TSA will also permit sports equipment such as billiard cues, ski poles, hockey sticks, lacrosse sticks and two golf clubs. Souvenir, novelty and toy baseball bats -- such as wiffle-ball bats -- will also be allowed.

The relaxed rules take effect April 25.

TSA said the new regulations will allow its officers to better focus efforts on finding "higher threat items such as excplosives," and was made as part of the agency's overall risk-based security approach.

TSA believes the items are "unlikely to result in catastrophic destruction of an aircraft," and policies already put in place -- hardened cockpit doors, federal air marshals, crewmembers with self-defense training -- reduce the likelihood of passengers breaching the cockpit.

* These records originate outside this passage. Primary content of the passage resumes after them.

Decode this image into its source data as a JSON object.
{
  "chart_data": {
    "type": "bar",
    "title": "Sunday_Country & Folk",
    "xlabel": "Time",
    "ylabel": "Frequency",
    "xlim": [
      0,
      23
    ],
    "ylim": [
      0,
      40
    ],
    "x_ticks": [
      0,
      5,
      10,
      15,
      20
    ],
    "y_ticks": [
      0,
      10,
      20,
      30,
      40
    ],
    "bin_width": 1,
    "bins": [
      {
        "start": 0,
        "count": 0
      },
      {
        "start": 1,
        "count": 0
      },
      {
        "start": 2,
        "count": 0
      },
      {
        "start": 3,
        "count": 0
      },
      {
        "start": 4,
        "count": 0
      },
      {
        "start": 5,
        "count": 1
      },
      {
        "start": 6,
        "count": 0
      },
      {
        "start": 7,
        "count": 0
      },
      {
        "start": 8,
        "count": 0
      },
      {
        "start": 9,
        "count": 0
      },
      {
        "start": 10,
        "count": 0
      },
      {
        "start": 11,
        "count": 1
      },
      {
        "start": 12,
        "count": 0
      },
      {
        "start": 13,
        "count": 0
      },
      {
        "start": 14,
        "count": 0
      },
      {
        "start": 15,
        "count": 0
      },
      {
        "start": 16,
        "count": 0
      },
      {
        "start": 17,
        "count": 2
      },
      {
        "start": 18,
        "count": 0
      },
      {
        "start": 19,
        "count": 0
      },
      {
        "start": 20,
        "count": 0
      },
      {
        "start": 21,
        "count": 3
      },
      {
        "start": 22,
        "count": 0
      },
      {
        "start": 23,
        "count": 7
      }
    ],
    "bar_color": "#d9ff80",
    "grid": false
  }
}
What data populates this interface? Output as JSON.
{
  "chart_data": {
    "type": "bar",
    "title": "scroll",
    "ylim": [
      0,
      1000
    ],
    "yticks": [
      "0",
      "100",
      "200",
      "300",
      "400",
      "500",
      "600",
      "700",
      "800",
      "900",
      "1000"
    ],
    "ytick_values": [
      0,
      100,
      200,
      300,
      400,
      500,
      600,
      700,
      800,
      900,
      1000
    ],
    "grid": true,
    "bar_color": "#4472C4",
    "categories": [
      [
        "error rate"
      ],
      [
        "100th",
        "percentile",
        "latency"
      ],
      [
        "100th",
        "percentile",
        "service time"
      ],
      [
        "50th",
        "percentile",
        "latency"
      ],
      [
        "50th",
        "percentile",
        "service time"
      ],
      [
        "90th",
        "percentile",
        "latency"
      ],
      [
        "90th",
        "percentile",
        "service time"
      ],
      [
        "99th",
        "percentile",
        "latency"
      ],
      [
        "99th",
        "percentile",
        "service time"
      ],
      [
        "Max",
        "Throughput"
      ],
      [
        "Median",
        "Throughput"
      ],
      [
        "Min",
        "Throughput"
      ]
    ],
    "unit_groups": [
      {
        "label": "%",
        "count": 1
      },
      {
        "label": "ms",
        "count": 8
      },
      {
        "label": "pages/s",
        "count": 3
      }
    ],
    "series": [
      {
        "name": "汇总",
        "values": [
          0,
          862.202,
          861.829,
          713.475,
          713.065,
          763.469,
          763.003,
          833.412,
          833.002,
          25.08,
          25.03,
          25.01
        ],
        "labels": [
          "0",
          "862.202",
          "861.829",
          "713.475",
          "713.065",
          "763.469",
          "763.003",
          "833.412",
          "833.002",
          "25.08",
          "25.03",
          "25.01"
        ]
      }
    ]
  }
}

"All TSA is doing is catching up with the rest of the world," said Douglas R. Laird, president of aviation consulting firm Laird & Associates and former head of security for Northwest Airlines. After 9/11 the TSA "overreacted," said Laird, and put restrictions in place "in the heat of the moment" that exceeded those in other countries.

Removing small knives and some sports equipment from the list prohibited items "will help align TSA's list with international standards and help decrease the time spent rescreening or searching bags for these once prohibited items," said TSA spokesperson Nico Melendez. The changes also enable officers to focus on "the greatest threats ... which increase security for passengers and improves efficiency, improving the checkpoint screening experience."

Lethal weaponry still not permitted
While small knives are permitted, pitchforks, grenades, swords, nunchucks, stun guns, ammo and spears remain on the no-fly list.

However, TSA agents confiscate such pieces of lethal weaponry at security checkpoints on a regular basis.

NBC News' Tom Costello went behind the security lines at Dulles International to see the heat Americans are trying to pack into their carry-ons.

"You can't make up some of the things that people bring to checkpoints and say, 'what were you thinking?' in terms of trying to get this on a plane given this post-9/11 world that we live in," said TSA chief John Pistole.

Each day, TSA processes 1.7 million passengers at 455 airports across the country. Some of them are carrying guns, and not in the checked, registered, and locked travel case as required by law. Instead the guns, at least four times a day, turn up in the X-ray machines or stashed inside hollow books, carved-out DVD players and hidden luggage compartments. Last year the TSA confiscated a record 1,549 guns.

"We think most of them are honest but you never know when people are trying to probe us and see what they can get behind," said TSA Federal Security Director Eddie Mayenschein.